Lesdits accords sont secrets et le restent depuis 62 ans parce qu’ils sont aliénants, honteux. Et ce ne sont pas des accords puisque seule la France les a rédigés. Pour éviter un remake de la Guinée Conakry en 1958, elle a décidé en 1960 de distribuer les indépendances à ses colonies. A la veille de cette distribution, et pour que les pays concernés continuent de combler ses besoins en énergie et de servir ses intérêt économiques, elle a concocté pour eux des obligations à respecter. Les dirigeants au pouvoir devaient – doivent – s’y conformer au risque d’être blackboulés et remplacés par des gens plus soumis. Indépendances liées, ficelées, pour que la France reste maître à bord et puisse ainsi tenir son rang au sein de l’Union Européenne à côté de l’Allemagne à l’économie enviable. Or donc, le temps est venu, au XXIème siècle, pour la France et pour les « siens » africains, de rompre les chaînes. Abroger de part et d’autre ces obligations imposées au cheval par celui qui le monte, le cheval s’étant rebiffé pour entrer de plain-pied en terre d’humanité libérée et libre.
Quatre facteurs lisibles exigent cette abrogation qui ne fera perdre la face à personne. Le premier tient à ce que ces accords imposés ont, au fil du temps, faibli, perdu de leur autorité.

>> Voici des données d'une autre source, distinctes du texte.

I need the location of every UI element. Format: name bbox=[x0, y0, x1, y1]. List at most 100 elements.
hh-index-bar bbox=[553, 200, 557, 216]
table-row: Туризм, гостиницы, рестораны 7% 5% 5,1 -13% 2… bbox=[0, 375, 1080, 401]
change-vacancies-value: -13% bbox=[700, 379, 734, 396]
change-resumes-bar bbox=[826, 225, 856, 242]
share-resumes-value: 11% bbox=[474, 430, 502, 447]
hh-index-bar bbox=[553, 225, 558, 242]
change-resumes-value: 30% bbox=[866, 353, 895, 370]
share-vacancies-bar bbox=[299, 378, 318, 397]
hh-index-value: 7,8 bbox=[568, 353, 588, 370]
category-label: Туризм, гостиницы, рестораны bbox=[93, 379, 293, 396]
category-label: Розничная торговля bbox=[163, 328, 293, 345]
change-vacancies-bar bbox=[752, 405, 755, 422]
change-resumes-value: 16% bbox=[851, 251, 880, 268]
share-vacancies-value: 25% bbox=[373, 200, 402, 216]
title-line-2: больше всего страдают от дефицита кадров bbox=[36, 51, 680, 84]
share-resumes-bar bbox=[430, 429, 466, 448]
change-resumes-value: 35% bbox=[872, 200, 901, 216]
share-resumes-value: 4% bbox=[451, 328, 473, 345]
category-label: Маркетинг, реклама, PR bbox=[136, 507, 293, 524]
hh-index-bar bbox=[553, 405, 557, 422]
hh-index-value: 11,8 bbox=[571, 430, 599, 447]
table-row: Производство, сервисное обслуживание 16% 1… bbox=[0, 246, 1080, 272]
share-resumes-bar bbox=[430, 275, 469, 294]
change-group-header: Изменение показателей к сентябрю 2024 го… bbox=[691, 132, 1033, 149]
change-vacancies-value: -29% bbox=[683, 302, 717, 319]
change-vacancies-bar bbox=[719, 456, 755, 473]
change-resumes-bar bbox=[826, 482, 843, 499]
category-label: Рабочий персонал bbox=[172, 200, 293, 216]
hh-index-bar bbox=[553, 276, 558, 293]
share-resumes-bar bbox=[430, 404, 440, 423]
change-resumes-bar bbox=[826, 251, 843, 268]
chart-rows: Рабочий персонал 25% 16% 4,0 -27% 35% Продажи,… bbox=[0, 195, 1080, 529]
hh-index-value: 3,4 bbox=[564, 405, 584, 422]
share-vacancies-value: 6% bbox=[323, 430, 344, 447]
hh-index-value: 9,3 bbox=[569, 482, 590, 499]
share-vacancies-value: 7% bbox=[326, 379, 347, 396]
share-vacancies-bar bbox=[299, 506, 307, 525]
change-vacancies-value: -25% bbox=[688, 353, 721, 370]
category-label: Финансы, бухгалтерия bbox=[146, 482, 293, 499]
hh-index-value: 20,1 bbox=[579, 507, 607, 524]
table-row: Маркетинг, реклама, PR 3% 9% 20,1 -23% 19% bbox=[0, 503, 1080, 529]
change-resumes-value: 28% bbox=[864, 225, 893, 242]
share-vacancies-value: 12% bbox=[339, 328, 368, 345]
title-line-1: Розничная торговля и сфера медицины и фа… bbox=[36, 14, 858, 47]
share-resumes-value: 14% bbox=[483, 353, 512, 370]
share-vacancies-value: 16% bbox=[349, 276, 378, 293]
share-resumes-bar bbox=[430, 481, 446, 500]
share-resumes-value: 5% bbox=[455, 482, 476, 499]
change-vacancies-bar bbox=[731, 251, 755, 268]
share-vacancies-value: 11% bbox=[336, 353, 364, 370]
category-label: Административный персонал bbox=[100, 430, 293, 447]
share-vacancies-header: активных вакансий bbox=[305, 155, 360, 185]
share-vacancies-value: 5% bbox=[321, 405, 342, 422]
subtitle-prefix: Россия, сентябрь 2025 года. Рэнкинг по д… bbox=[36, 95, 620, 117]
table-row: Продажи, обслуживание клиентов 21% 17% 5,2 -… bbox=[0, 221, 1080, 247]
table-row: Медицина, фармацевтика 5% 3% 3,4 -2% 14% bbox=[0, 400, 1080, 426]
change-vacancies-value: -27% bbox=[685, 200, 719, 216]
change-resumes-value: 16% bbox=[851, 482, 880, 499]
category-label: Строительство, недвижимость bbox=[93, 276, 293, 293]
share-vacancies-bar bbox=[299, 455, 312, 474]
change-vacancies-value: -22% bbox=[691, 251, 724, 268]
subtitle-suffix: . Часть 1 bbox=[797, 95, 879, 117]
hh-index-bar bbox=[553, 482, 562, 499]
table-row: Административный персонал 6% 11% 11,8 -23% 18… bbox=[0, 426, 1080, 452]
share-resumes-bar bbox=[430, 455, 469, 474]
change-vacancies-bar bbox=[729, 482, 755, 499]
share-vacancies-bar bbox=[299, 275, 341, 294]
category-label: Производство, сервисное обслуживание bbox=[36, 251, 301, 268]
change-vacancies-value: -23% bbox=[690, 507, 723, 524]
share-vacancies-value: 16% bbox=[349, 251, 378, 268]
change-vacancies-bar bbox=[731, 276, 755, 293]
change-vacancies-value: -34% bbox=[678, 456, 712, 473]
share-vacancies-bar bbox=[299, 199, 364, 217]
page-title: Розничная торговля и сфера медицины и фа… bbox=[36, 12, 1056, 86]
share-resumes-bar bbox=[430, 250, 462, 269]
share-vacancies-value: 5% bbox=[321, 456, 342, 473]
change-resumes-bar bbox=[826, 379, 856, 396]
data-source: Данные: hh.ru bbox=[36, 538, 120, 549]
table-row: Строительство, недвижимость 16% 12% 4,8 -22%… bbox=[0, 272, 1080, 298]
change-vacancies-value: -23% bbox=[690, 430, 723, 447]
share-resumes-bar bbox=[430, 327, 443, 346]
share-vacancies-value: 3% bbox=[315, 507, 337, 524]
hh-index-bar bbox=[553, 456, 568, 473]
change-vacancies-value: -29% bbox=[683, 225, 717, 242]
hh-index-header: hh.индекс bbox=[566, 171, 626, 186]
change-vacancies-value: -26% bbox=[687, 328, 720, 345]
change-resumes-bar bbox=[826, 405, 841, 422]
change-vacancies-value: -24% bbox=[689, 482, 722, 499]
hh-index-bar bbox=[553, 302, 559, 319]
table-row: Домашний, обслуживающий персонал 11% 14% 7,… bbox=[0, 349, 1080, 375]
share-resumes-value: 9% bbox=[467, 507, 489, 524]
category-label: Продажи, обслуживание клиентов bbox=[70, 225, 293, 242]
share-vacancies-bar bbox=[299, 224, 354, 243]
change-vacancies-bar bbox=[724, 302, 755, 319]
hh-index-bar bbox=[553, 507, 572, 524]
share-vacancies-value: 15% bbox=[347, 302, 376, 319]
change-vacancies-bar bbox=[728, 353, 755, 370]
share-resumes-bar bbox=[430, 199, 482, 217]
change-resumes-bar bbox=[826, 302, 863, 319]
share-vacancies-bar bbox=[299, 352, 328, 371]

Ainsi, par exemple, a-t-on pu adhérer au Commonwealth et continuer à se réclamer de la francophonie, bénéficier du concours d’armées non françaises et garder la présence des troupes françaises. Le deuxième facteur tient à la démographie. La population du Bénin est passée de deux millions environ en 1960 à douze millions environ en 2022. Les ‘‘pays-frères’’ ne sont pas restés en marge de cette poussée démographique, au regard de laquelle les ponctions françaises sur les économies africaines ne peuvent qu’aggraver la paupérisation des pays concernés. Qui a dit que la France se moque de la clochardisation à outrance des siens africains ? Le troisième facteur tient à ce que la France a su rendre légal le rapatriement de trésors acquis par elle lors des guerres coloniales. Le monde est d’abord une affaire de mots. « Les mots et les choses » (Michel Foucault). Et il a suffi de substituer « objets pillés » à « trophées de guerre » pour que la loi autorise que nombre de pièces précieuses retournent à leur terre de création. Le quatrième facteur, moins visible, n’en est pas moins important. Il tient à ce que la France, au XXIème siècle, a besoin de parler avec des partenaires qu’elle respecte et qui la respectent. Le respect unilatéral ne génère que crainte et tremblement. Or les pays africains, anciennes colonies, ne craignent plus et ne tremblent plus. La France doit en prendre acte et œuvrer à ce que les intérêts de ses amis africains prospèrent en Afrique et dans le monde autant que les siens. L’interdépendance n’est pas un vain mot comme l’a montré la pandémie du Covid-19 et comme le montre la guerre en Ukraine. Or il est possible de jouer l’interdépendance sur des musiques paisibles et joyeuses.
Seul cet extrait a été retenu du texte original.